What it's for (Indications)
- Management of schizophrenia and other psychotic disorders, including acute treatment of agitation associated with schizophrenia.
- Also indicated for acute treatment of manic/mixed episodes of bipolar I disorder and for maintenance treatment of bipolar I disorder as an adjunct to lithium or valproate, and for maintenance of clinical improvement in general.
Dosage Information
| Type | Guideline |
|---|---|
| Standard | Oral capsules must be administered with food; do not open, crush, or chew. For schizophrenia: Initiate at 20 mg twice daily. Daily dosage may be adjusted up to 80 mg twice daily, with adjustments occurring at intervals of not less than 2 days. Doses up to 100 mg twice daily have demonstrated safety and efficacy. The lowest effective dose should be used. For acute treatment of manic/mixed episodes of bipolar I disorder: Initiate at 40 mg twice daily. Increase to 60 mg or 80 mg twice daily on Day 2 of treatment. Subsequent dose adjustments should be based on tolerability and efficacy within the range of 40-80 mg twice daily. For maintenance treatment of bipolar I disorder (as an adjunct to lithium or valproate): Continue treatment at the same dose on which the patient was initially stabilized, within the range of 40-80 mg twice daily. For acute treatment of agitation associated with schizophrenia, 10 mg intramuscularly may be administered. |
Safety & Warnings
Common Side Effects
- Common side effects may include asthenia (abnormal weakness), headache, gastrointestinal disturbances, drowsiness, agitation, akathisia (restlessness and urge to move), dizziness, dystonia (abnormal muscle tone), extra-pyramidal syndrome, hypotonia (abnormally low muscle tone), tremor, and abnormal vision.
Serious Warnings
- Black Box Warning: Increased Mortality in Elderly Patients with Dementia-Related Psychosis. Elderly patients with dementia-related psychosis treated with antipsychotic drugs are at an increased risk of death. Ziprasidone is not approved for the treatment of patients with dementia-related psychosis.

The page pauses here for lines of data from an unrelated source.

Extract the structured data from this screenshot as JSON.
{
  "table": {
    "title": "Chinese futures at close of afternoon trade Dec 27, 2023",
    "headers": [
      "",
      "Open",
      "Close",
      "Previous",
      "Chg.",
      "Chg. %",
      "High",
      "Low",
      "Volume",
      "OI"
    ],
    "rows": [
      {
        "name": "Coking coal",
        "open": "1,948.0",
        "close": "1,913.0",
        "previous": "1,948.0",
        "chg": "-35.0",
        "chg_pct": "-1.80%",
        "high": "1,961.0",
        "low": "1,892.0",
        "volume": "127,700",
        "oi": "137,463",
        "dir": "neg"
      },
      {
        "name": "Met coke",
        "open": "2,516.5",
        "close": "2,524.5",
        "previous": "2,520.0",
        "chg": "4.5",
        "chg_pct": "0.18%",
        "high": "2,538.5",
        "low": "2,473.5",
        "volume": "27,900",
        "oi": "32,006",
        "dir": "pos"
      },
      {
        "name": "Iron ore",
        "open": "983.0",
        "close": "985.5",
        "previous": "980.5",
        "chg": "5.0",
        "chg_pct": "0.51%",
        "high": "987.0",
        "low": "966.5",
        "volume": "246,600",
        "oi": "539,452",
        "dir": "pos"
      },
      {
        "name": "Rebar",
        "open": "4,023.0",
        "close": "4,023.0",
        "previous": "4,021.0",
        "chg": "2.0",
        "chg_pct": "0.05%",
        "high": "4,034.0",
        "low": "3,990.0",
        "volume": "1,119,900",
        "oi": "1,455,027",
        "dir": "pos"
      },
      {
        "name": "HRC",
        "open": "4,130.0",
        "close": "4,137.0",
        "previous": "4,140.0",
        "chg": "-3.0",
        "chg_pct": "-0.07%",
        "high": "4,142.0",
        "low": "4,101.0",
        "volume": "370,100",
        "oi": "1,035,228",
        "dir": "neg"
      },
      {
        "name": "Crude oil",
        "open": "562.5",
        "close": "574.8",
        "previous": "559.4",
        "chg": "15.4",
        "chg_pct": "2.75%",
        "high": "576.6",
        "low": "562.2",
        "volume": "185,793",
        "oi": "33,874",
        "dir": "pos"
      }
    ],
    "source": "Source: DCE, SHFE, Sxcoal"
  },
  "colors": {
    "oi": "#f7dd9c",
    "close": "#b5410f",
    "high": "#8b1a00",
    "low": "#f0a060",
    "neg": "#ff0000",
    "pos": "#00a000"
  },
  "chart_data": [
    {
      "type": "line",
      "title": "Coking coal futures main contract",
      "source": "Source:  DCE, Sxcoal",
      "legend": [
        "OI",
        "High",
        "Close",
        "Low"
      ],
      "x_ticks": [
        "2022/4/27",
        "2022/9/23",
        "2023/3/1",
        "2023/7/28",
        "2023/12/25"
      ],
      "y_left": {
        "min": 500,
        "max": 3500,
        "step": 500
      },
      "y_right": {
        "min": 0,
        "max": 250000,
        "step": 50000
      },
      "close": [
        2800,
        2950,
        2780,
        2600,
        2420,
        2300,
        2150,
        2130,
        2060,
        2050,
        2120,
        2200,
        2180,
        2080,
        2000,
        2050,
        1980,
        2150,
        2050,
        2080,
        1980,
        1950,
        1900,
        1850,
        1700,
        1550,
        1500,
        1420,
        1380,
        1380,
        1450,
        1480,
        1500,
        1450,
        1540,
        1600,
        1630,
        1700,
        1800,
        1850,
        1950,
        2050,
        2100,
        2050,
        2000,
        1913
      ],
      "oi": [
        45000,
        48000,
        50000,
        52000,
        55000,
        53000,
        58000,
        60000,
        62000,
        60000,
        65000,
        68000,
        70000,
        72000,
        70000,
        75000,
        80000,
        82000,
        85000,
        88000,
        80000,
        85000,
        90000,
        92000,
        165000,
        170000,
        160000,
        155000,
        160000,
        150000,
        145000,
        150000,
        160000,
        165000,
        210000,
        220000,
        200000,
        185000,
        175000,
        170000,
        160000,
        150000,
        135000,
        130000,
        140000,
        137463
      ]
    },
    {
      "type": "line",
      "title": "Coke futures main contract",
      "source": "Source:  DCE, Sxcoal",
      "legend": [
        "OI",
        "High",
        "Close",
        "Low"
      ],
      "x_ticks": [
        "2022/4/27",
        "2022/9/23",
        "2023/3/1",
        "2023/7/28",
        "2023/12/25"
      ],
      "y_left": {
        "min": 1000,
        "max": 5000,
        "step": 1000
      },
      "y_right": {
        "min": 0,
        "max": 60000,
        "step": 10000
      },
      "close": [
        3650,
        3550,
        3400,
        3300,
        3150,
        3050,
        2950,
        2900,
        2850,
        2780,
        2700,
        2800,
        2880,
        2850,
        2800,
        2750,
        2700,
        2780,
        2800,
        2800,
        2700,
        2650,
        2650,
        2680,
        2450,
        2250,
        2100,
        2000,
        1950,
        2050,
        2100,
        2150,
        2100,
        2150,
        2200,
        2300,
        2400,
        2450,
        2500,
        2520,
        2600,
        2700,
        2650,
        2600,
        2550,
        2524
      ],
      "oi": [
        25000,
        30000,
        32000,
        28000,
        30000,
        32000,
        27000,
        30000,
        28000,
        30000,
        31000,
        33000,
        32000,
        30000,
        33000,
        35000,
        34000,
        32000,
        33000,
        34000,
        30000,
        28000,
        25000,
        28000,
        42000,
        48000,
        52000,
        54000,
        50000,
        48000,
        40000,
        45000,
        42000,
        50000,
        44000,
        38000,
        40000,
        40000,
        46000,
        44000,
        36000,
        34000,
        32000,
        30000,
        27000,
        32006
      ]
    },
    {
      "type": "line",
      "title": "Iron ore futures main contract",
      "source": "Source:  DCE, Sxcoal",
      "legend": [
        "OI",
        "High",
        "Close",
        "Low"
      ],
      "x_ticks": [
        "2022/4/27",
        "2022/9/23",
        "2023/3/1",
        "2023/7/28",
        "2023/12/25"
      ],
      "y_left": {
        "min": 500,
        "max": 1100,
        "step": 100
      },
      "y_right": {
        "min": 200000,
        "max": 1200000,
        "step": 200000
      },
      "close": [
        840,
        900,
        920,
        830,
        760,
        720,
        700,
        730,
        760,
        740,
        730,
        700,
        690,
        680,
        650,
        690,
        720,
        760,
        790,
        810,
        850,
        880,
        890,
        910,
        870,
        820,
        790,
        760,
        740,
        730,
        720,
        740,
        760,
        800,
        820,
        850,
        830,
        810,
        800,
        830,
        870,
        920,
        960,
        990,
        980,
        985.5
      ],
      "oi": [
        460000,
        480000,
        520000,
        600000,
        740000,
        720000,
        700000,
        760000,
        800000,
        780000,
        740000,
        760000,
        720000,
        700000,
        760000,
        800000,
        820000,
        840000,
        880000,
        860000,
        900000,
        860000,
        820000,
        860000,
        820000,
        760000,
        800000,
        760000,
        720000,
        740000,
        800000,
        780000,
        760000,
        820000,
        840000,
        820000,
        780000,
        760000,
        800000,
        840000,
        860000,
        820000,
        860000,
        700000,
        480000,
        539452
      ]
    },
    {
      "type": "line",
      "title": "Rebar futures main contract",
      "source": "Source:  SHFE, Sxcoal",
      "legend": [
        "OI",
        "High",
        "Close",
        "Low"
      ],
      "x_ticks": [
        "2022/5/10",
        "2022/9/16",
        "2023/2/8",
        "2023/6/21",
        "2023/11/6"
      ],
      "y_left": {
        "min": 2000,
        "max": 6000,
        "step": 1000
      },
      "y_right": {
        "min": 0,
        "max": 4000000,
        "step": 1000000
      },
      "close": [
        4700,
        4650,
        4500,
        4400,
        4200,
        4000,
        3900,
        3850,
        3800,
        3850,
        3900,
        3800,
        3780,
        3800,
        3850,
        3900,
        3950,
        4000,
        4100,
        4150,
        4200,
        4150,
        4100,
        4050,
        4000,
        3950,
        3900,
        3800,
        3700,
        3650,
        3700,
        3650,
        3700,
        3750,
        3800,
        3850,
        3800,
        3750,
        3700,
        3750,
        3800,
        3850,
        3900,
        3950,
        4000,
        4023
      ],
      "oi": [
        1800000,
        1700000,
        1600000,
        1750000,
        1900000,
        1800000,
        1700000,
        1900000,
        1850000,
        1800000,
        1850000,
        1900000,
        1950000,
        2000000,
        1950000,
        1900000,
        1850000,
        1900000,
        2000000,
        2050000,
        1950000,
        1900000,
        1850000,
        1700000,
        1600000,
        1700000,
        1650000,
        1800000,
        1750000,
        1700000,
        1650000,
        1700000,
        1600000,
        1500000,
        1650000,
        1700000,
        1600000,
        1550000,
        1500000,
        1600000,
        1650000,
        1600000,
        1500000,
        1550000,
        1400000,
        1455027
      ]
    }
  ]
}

- Caution is advised in patients with QT prolongation, neuroleptic malignant syndrome (NMS), tardive dyskinesia, metabolic changes (including hyperglycemia), seizures, and with concomitant use of CNS drugs/alcohol.
- Other severe adverse reactions include increased mortality in elderly patients with dementia-related psychosis, cerebrovascular adverse reactions (including stroke) in elderly patients with dementia-related psychosis, QT prolongation and risk of sudden death, serotonin syndrome, severe cutaneous adverse reactions, rash, orthostatic hypotension, and falls.
- For pregnancy, the risk cannot be ruled out; consult a physician for advice.
- For lactation, this drug is contraindicated or not recommended; consult a physician for advice.
How it Works (Mechanism of Action)
Ziprasidone, an atypical antipsychotic belonging to the benzisothiazolylpiperazine class, exerts its complex therapeutic actions primarily through a multifaceted modulation of central nervous system receptors. Its principal mechanism involves potent antagonism at postsynaptic dopamine D2 receptors, a common pathway for antipsychotic efficacy, particularly in ameliorating positive symptoms of psychosis. Concurrently, ziprasidone demonstrates high affinity and antagonism at serotonin 5-HT2A receptors. This dual D2/5-HT2A antagonism is believed to contribute to its atypical profile, leading to a reduced propensity for extrapyramidal side effects compared to first-generation antipsychotics, while also potentially improving negative and cognitive symptoms. Beyond these primary actions, ziprasidone functions as a partial agonist at serotonin 5-HT1A receptors, a mechanism hypothesized to contribute to its anxiolytic, antidepressant, and cognitive-enhancing properties. It also acts as an antagonist at 5-HT1D receptors. Furthermore, ziprasidone exhibits moderate affinity for histamine H1 receptors and alpha-1 adrenergic receptors, which can account for some observed side effects such as sedation and orthostatic hypotension, respectively. A distinct pharmacological characteristic of ziprasidone is its inhibition of the reuptake of both norepinephrine and serotonin by binding to norepinephrine transporters (NET) and serotonin transporters (SERT), contributing to its antidepressant effects and broader mood stabilization. Notably, ziprasidone possesses negligible affinity for muscarinic M1 cholinergic receptors, thereby minimizing the risk of anticholinergic side effects.